È un crescendo, a quel punto. Il segnale che un muro sta cedendo. Le capitali che da settimane continuano a spendersi per il dialogo ad ogni costo virano, o comunque rettificano la rotta. E vira anche Roma, con discrezione e prudenza. L’Italia si mantiene cauta, ma per la prima volta evita di mettersi a capo della fazione dei “trattativisti” ad ogni costo. Pochi minuti e il dibattito si fa ancora più interessante, perché sul tavolo finisce una seconda opzione: «Dobbiamo accelerare sulla stesura delle contromisure, in modo da portarle già la prossima settimana nel negoziato con Washington».

Detta in altri termini: la proposta è mettere sul tavolo la “pistola” che servirebbe a reagire. Ad agitarla con Trump, sfidandolo. Finora, un tabù. È sempre Parigi a esporsi, ma con una novità di rilievo: la Germania si accoda. Di più: si dice favorevole, sostenendo la linea dettata da Macron. Lo fa il più ricco e popoloso Paese del continente, ma soprattutto il più esposto all’eventuale ritorsione del presidente degli Stati Uniti. È una svolta. A favore intervengono anche Grecia, Portogallo, Lussemburgo. Ma soprattutto, di nuovo: nessuno si oppone con convinzione.

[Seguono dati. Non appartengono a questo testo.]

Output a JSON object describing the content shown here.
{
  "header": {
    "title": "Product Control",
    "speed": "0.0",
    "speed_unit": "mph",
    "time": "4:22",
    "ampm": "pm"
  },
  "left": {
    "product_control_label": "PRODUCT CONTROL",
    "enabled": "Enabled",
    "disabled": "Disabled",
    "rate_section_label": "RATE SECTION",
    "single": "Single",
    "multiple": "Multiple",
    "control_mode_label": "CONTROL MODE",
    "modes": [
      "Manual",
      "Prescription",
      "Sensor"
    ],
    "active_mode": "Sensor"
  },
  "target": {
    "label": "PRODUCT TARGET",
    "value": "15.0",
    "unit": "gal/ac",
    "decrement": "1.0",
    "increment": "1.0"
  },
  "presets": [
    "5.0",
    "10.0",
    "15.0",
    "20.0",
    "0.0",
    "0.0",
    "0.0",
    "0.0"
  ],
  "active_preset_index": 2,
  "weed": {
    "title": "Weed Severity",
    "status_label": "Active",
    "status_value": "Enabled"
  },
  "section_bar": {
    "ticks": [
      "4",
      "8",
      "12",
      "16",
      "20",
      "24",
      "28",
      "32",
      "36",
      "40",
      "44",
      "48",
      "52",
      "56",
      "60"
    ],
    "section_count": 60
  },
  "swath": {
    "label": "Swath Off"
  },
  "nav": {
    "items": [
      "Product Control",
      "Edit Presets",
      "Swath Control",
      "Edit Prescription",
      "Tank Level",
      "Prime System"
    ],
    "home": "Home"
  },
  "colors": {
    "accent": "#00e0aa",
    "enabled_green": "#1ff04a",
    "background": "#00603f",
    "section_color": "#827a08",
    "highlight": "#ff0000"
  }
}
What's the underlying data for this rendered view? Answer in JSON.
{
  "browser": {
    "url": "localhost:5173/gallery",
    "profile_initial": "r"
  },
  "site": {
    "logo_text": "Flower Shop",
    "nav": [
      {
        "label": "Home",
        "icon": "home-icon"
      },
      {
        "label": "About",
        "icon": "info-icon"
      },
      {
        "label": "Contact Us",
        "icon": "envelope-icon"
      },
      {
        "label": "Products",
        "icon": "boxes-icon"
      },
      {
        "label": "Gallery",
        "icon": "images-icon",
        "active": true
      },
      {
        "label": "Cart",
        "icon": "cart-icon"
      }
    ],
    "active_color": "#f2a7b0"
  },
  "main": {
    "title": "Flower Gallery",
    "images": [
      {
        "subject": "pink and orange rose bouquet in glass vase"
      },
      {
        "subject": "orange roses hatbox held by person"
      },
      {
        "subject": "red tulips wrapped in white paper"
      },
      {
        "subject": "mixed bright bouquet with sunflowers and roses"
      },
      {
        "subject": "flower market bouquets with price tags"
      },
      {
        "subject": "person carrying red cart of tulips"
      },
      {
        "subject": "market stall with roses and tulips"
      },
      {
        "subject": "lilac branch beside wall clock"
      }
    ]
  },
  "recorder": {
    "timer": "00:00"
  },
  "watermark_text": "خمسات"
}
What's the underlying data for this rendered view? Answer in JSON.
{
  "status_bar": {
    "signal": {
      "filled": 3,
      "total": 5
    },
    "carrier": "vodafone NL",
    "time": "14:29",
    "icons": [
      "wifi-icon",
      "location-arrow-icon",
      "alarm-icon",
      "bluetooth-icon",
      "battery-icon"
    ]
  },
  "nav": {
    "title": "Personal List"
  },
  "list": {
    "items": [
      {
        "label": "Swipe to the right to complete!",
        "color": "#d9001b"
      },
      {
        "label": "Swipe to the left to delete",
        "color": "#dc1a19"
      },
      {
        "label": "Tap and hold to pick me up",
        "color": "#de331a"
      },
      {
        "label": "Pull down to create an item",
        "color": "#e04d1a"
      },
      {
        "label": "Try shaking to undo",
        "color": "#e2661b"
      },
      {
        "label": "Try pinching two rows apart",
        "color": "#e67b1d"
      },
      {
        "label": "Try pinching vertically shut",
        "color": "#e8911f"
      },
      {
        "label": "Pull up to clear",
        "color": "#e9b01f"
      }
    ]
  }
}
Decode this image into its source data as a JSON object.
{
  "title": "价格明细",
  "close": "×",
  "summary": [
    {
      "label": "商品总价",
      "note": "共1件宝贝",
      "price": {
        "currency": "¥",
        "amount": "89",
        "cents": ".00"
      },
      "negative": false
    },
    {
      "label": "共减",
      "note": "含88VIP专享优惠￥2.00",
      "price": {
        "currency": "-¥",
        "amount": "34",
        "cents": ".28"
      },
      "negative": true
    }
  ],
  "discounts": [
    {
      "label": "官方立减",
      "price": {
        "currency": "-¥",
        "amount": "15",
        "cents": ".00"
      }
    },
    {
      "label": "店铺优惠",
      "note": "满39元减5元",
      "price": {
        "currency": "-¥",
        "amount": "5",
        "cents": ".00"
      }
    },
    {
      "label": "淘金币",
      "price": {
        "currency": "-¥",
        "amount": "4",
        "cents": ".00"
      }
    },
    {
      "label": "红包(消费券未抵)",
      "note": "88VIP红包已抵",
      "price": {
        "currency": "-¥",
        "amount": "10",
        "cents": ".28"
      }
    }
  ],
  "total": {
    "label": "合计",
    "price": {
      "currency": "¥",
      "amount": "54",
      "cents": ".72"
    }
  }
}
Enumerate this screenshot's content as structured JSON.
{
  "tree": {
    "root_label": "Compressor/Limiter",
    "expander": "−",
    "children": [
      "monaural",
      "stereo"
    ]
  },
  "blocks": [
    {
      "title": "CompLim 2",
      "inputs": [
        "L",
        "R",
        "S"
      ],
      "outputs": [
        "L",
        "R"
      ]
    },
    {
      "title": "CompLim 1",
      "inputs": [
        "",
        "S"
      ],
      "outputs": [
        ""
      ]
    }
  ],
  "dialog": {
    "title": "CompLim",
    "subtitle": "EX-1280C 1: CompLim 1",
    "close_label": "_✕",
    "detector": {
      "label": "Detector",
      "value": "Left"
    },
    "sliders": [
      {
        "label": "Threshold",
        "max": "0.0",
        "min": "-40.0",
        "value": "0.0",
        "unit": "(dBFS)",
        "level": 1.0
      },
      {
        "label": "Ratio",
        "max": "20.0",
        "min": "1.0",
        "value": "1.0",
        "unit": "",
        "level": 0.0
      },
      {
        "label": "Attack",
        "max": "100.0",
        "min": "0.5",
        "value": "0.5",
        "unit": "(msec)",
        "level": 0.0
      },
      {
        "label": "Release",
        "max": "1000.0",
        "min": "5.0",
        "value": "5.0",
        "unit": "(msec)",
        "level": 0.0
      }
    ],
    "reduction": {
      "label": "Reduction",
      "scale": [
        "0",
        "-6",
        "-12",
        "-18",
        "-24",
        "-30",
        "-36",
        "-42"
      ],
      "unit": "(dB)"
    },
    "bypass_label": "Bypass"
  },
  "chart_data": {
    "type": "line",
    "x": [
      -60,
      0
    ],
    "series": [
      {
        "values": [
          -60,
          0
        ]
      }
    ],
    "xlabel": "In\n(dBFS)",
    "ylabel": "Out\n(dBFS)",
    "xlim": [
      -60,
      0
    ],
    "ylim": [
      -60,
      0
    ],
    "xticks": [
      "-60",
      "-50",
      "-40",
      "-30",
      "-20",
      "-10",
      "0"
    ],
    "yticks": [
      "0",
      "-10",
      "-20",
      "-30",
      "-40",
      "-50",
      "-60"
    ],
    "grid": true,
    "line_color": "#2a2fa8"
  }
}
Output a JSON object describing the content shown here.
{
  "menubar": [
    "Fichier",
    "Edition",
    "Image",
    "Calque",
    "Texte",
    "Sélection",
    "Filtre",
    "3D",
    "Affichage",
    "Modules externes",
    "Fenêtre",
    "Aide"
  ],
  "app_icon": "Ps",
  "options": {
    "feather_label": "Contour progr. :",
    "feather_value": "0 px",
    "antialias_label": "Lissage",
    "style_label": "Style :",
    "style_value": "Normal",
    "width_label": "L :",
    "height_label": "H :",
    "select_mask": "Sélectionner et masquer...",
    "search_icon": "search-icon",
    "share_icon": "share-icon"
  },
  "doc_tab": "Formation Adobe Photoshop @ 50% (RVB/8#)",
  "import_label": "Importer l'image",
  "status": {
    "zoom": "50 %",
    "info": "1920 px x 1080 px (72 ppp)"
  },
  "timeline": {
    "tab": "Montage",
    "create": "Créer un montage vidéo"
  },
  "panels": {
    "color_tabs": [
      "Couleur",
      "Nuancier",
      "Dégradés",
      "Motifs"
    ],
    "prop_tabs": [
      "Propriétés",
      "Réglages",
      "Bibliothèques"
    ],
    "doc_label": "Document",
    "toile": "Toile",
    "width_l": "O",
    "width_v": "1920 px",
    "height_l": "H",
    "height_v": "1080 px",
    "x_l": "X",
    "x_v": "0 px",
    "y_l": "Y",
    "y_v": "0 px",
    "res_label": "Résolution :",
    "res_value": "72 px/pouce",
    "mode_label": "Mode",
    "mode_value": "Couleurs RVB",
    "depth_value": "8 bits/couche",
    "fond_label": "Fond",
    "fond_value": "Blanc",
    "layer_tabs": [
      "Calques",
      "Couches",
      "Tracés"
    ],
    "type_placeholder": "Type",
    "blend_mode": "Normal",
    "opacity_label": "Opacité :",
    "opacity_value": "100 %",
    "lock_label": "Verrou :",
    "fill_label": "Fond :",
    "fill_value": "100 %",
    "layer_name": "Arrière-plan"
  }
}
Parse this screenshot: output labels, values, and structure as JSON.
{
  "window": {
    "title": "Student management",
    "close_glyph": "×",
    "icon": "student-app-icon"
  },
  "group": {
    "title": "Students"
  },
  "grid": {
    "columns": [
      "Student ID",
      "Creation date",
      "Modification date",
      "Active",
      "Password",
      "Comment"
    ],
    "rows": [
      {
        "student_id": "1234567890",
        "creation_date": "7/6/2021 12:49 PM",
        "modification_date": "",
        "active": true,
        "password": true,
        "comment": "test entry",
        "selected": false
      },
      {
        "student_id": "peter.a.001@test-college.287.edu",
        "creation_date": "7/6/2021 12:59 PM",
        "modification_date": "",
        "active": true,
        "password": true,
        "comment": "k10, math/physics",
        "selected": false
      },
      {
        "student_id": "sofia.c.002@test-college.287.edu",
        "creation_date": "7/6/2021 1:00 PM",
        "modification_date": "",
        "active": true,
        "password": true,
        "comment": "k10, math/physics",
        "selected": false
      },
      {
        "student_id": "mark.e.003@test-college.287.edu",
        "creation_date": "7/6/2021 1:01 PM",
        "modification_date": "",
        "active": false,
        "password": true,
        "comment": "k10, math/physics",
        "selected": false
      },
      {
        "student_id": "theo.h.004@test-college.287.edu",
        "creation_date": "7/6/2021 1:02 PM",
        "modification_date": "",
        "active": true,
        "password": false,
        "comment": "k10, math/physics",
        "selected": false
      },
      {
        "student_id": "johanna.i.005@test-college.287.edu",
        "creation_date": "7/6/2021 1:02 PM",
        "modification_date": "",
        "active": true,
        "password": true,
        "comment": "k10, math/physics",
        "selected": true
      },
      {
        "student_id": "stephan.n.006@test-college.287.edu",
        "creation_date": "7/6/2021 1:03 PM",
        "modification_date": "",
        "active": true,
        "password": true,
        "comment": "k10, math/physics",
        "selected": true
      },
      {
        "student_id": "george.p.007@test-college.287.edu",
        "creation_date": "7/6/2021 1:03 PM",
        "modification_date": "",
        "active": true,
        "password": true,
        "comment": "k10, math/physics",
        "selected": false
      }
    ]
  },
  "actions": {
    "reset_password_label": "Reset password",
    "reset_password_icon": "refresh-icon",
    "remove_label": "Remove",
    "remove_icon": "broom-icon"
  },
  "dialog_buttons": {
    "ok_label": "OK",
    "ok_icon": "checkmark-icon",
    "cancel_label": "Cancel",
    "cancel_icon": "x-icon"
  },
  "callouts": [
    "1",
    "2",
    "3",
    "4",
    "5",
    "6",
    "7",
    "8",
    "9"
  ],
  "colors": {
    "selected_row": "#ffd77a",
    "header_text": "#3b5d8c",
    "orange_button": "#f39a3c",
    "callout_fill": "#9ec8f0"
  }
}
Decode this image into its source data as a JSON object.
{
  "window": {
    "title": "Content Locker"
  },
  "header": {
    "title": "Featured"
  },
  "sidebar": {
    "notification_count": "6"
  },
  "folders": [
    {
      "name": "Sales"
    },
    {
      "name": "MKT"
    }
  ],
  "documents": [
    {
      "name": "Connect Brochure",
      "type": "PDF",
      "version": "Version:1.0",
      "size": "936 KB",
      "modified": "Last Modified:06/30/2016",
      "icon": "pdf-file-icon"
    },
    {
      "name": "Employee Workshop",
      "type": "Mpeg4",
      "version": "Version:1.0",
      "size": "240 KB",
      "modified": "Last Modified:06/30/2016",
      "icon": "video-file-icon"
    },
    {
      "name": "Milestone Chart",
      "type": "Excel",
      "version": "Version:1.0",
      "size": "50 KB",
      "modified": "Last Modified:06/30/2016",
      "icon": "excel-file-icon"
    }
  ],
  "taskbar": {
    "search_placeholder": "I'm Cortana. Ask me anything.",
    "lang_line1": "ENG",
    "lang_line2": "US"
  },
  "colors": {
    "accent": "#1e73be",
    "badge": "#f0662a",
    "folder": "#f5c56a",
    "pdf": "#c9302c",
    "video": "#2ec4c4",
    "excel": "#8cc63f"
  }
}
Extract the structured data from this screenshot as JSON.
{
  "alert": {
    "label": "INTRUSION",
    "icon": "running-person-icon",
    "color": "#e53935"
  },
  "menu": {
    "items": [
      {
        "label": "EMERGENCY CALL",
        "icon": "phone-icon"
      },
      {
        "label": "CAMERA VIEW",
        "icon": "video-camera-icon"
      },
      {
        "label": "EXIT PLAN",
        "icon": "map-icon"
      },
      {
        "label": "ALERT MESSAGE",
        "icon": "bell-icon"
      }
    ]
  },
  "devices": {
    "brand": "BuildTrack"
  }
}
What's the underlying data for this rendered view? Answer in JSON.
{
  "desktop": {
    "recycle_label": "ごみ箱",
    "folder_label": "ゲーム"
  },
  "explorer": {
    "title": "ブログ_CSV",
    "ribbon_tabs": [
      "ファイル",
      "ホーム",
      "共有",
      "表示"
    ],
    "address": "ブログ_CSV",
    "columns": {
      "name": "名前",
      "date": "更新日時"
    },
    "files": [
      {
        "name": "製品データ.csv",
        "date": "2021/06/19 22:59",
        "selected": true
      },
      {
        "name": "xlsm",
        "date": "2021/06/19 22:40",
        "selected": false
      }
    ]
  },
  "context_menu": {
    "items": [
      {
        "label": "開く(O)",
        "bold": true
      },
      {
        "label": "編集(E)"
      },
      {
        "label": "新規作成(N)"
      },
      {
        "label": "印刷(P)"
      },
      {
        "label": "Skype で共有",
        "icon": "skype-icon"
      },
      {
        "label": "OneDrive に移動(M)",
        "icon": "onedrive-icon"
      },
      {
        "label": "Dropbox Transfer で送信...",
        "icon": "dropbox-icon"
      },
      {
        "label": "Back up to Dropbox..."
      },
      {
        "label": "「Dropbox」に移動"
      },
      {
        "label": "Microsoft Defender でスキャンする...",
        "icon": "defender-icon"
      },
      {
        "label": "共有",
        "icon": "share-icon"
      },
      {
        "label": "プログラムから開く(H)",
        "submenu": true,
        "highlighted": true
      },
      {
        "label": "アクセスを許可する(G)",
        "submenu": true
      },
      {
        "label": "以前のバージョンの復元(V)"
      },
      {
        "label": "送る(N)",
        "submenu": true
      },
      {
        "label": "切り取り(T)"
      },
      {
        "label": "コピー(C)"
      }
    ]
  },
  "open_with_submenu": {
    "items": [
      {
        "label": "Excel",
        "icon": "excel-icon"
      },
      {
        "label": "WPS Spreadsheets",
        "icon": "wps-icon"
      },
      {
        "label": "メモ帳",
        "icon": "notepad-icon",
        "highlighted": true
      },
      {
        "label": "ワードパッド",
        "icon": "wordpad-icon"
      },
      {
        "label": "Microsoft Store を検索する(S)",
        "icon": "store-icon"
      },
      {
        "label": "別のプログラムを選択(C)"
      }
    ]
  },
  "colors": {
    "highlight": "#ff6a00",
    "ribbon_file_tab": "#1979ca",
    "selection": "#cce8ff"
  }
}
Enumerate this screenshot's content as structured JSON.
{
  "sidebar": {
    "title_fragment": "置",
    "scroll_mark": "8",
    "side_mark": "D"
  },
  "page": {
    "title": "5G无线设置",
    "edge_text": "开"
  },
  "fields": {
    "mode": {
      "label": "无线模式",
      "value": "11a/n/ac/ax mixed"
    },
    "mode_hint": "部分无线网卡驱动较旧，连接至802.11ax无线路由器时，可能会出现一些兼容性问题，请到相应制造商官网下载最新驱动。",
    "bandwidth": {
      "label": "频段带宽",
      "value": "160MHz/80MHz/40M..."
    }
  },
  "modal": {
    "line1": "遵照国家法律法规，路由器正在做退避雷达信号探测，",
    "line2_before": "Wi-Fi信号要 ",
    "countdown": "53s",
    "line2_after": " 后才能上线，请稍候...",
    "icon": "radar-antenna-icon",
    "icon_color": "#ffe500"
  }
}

Si decide dunque di convocare una nuova riunione del Coreper per martedì prossimo, 22 luglio. In quella sede si entrerà nel dettaglio di tutte le possibili contromisure. Per «affinarle», concordano i presenti. Si tratta innanzitutto dei due pacchetti di controdazi da 22 e 72 miliardi. Senza escludere, almeno sulla carta, anche l’opzione estrema: lo strumento anticoercizione, l’arma finale contro Trump.

Non è solo un ragionamento di principio, stavolta. È il delegato francese ad alzare la mano: prepariamoci a tutto. E ancora: se serve, che parta «dal 2 agosto». Silenzio in sala, grave. Non si schiera contro nessuno, ad eccezione di due Paesi: Ungheria e Irlanda. Non parla contro l’Italia. E, soprattutto, non si oppone Berlino, anzi: la sensazione è che sia pronta al passo.

Eppure, tutti conoscono i rischi a cui va incontro l’Europa. Li illustra il commissario al commercio: anche solo ipotizzare una reazione immediata potrebbe portare Trump a restare assai vicino alla soglia del 30% di dazi già minacciati nelle lettera agli europei. Se poi Bruxelles introducesse davvero contromisure dal 2 agosto, andrebbe incontro a un inevitabile e già minacciato raid commerciale del tycoon, con un rilancio di un ulteriore 30%.

Un incubo che Giorgia Meloni vorrebbe evitare. Ufficialmente, la premier continua a reclamare un surplus di mediazione, ostinatamente. Il problema è l’inaffidabilità di Trump. Pesa però soprattutto la nuova linea tedesca, che costringe Roma a non auto-isolarsi con l’Ungheria, mentre i big continentali si compattano contro la Casa Bianca. L’altro fattore chiave riguarda la posizione di Ursula von der Leyen (che la premier ha sentito anche nelle ultime ore, al pari di Macron e Merz). La presidente della Commissione sembra voler irrigidire la linea, per evitare di finire travolta da un eventuale fallimento. Da giorni, infatti, è soprattutto Bruxelles a gestire la mediazione con Washington: un pessimo risultato la verrebbe imputato, indebolendola ulteriormente.